Is the Sale of Debt Permissible in Islamic Finance?

Is the Sale of Debt Permissible in Islamic Finance?

One example of the sale of debt is selling receivables to another party, but, is it permissible in Islamic finance? Such a transaction likely occurs when the receivable holder needs liquidity while it is not yet due. The trading of Negotiable Islamic Certificate of Deposit (NICD) in Malaysia is another example of the sale of debt in Islamic finance. This article will discuss briefly what is the sale of debt, its types, and the divergence of the Middle East and Malaysia for its Sharia ruling. In the end, we conclude what investors might consider whether to decide for their investment in the debt-related instrument.

What is the sale of debt?

In conventional finance, especially in banking practice, the bank sells outstanding advances accounts (customer debt to bank) to the third party at a generally discount price. The buyer will deserve 100% par value of the debt at the due date. For example, a bank has 1 million USD advances from their clients and is due within 30 days. However, on day 15, the bank needs liquidity and decides to sell its advances to buyers at 960,000 USD (or a 4% discount). The holders of the advances accounts will claim 1 million USD on day 30 later on.

Shariah Advisory Council of Bank Negara Malaysia (SAC BNM) defines the sale of debt in Arabic term as Bay’ al-Dayn. It refers to the selling of debt established by exchange contracts such as murabahah, bai’ bithaman ajil, ijarah, and istisna’. These contracts distinguish the practice of the sale of debt in Islamic finance from its conventional counterpart.

Types of the sale of debt

Sometimes, the term of the sale of debt is interchangeable with al-Kaali’ (debt for debt). Hence, to clarify such a bias, we compare the type of sale of debt as below:

  • Bay al-Kali bil al-Kali (Purchasing good at deferred basis, and payment at deferment as well). There is nothing being transferred at the time of contract concluded. Such a type of sale occurs in the Salam contract where the purchaser (al-Muslam ilaihi) pays the ordered goods (al-Muslam fihi) at a deferred basis. For example, Ahmad orders 1 ton of rice from Hamid with a delivery date after 15 days from the concluded agreement; Ahmad should pay $1000 to Hamid on spot basis. If Ahmad maintains to deliver $1000 at day 15, it is the exact Bay al-Kali bil al-Kali.

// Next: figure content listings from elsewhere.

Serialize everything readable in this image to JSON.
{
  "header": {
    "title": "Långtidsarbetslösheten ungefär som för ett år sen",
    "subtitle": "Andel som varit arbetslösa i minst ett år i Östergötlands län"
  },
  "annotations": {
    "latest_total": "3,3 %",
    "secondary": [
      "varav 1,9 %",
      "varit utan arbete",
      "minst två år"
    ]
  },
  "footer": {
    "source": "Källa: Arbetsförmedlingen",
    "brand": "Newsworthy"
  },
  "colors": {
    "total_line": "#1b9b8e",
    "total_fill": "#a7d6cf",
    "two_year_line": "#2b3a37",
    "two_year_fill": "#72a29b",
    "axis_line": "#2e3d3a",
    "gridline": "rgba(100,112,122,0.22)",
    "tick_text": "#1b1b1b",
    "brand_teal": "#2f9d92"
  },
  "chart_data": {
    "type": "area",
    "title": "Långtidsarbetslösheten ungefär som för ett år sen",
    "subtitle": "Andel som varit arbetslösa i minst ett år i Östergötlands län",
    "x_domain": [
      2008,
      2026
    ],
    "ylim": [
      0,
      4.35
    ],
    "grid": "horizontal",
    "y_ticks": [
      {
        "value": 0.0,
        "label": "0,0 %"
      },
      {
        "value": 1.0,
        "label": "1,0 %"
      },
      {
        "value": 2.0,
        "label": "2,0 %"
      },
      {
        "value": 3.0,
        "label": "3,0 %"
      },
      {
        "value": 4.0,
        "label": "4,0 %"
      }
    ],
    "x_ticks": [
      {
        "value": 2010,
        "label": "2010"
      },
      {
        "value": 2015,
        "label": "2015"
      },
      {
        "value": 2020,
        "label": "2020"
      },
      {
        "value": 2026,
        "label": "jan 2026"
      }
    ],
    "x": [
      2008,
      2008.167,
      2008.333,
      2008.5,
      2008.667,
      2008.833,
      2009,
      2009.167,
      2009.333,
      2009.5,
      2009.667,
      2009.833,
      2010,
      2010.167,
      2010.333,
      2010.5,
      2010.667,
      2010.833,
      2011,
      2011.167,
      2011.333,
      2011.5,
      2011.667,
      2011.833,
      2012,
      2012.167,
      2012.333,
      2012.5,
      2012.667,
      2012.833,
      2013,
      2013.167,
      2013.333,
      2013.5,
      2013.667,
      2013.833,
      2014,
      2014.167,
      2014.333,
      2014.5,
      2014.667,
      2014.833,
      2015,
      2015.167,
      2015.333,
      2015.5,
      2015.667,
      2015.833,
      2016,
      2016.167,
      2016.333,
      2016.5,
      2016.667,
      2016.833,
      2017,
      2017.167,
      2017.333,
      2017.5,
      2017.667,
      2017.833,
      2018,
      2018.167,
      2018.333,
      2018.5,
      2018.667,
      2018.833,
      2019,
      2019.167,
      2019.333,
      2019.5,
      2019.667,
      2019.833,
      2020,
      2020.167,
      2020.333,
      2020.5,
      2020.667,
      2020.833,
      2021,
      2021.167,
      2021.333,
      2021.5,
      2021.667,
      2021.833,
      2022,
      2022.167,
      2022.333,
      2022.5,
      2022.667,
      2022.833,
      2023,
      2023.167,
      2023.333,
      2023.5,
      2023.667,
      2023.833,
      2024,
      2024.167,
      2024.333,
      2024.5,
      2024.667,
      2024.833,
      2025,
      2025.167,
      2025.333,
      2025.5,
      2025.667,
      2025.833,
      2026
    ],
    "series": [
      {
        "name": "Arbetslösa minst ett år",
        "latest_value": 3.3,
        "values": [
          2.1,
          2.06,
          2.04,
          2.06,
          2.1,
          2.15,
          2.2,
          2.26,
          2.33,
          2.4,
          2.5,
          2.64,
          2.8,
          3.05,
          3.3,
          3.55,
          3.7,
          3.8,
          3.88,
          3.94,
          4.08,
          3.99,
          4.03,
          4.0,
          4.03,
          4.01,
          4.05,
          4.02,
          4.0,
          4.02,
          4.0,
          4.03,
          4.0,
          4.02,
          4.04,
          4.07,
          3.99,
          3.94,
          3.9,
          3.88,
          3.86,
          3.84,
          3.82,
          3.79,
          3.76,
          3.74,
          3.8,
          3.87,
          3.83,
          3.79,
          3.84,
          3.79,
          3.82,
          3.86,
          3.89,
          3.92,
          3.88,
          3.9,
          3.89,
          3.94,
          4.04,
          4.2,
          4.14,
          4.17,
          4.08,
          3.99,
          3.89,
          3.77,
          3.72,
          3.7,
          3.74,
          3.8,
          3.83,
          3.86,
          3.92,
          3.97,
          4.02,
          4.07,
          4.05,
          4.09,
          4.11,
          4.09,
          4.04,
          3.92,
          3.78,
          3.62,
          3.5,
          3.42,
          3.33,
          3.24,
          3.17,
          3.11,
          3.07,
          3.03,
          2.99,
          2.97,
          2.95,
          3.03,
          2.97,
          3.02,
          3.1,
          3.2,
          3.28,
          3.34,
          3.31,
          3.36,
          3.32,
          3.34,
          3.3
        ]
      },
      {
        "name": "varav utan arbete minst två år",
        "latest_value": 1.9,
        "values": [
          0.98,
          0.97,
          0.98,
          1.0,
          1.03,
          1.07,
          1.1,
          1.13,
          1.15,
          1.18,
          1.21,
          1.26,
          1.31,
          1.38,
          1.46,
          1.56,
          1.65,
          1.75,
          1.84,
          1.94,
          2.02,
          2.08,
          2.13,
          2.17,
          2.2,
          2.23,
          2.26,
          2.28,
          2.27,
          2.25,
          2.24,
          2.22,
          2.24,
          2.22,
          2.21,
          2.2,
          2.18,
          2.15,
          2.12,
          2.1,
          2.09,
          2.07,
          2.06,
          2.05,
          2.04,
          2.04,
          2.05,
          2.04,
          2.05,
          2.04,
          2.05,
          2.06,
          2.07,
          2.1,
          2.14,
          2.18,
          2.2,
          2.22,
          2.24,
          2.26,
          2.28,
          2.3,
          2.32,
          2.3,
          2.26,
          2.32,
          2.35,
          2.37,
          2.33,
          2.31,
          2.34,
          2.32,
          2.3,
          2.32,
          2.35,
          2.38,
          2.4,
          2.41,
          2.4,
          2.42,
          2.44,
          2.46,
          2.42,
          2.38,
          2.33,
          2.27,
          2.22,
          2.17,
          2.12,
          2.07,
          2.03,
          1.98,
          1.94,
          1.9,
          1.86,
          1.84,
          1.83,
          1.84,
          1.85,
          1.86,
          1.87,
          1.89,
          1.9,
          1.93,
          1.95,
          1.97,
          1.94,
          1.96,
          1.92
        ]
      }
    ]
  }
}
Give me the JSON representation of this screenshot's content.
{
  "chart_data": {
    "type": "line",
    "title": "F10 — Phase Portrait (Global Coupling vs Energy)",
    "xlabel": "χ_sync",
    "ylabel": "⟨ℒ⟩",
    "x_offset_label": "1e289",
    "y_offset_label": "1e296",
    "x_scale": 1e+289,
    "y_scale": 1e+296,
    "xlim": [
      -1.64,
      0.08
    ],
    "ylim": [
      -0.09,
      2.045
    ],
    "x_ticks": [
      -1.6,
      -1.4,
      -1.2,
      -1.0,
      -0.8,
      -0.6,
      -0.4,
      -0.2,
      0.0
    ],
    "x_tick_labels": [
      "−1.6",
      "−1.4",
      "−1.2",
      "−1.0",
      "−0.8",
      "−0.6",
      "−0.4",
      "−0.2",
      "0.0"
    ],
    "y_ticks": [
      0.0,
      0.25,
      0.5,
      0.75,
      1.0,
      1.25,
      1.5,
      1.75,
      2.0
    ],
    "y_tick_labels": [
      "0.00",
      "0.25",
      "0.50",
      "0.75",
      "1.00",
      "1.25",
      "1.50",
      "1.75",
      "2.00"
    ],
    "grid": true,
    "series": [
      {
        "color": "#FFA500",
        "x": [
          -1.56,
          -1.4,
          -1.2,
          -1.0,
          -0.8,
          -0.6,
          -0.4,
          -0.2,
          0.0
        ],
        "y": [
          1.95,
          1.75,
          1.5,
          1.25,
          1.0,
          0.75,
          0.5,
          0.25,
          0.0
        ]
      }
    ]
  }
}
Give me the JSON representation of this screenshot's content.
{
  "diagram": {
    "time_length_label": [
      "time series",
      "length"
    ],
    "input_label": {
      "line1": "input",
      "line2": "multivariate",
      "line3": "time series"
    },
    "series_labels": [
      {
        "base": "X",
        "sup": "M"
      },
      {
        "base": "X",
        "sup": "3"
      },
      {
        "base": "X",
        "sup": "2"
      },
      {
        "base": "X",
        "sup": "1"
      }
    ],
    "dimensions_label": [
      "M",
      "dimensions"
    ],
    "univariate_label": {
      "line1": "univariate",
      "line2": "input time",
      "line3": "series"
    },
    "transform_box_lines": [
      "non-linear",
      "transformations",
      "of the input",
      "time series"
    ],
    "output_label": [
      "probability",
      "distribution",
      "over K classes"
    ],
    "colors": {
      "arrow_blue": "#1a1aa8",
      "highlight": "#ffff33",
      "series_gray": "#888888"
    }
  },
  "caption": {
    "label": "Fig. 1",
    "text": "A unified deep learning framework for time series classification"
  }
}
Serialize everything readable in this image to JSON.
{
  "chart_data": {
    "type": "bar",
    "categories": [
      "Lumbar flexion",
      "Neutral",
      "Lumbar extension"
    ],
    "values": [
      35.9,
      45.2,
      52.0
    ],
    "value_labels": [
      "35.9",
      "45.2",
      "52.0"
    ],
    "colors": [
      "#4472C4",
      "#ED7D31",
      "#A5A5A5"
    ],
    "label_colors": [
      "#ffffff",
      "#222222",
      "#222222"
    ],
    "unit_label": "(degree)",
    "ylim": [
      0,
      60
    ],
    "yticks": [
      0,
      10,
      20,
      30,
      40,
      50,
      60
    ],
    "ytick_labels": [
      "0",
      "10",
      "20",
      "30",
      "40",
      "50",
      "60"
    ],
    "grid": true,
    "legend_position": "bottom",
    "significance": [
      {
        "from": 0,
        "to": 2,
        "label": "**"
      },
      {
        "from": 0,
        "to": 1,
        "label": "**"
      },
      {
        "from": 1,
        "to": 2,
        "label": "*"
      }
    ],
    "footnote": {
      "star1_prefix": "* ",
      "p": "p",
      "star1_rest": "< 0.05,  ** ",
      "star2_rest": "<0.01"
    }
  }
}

Sharia prohibits such a transaction from preventing potential disputes between counterparties.
  • Bay’ al-Dain for the debtor. It occurs when a creditor sells his receivables to his own debtor. For example, Ahmad owes $1000 to Hamid for 30 days. Because of some reason, Hamid (creditor) wants Ahmad (debtor) to buy his receivables ($1000) in exchange for an iPhone worth $950.
  • Bay’ al-Dain for the third party. This happens when the creditor sells his receivables to other person instead of his debtor. For instance, with the same scenario above, Hamid (creditor) wants to sell his receivables to David (third party) with the same exchange value of an iPhone worth $950. At the maturity date (day 30), Ahmad will pay $1000, not to Hamid but to David.

Islamic Fiqh Academy of Jeddah with Mufti Taqi Usmani as the prominent scholar from this school prohibits the sale of debt in Islamic Finance. He suggests that the traditional Muslim jurists (fuqaha) are unanimous that Bai’-al-dain with discount is not allowed in Shari’ah. Furthermore, he argues that the prohibition of Bai’-al-dain is a logical consequence of the prohibition of riba or interest. A ‘debt’ receivable in monetary corresponds to the concept of money. For every transaction where money is exchanged for the same denomination of money, the price must be at par value. Any increase or decrease from one side is tantamount to riba and can never be allowed in Shari’ah.

On the other hand, Shariah Advisory Council of Bank Negara Malaysia (SAC BNM)in its resolution resolved that the sale of debt is permissible. The condition of permissibility is the actual existence of the debt. In this regard, numerous fiqh schools have permitted flexibility in debt trading between creditor and debtor. The majority of scholars from the Hanafi, Maliki, Syafii, and Hanbali schools permit debt trading to the debtor. The reason is no issue of non-delivery of the contract’s object exists because the sold debt is already in the creditor’s hands.

Conclusion

The issue of the sale of debt in Islamic finance is the great concern of fixed-income instrument holders, such as Sukuk and NICD. Investors who are inclined to adopt Islamic Fiqh Academy’s point of view will not exchange Sukuk or NICD in the secondary market at a discount or premium price. This is a scrutiny attitude for Muslim investors. However, the Shariah Advisory Council of Bank Negara Malaysia resolution is also applicable for other kin of Muslim investors who are more convenient with such sharia ruling due to their liquidity needs. We cannot say that SAC BNM doesn’t have a scrutiny attitude because they base the resolution on major classical scholars’ opinions. This Sharia rulings provide easiness for all Muslims relative to their unique needs and conditions.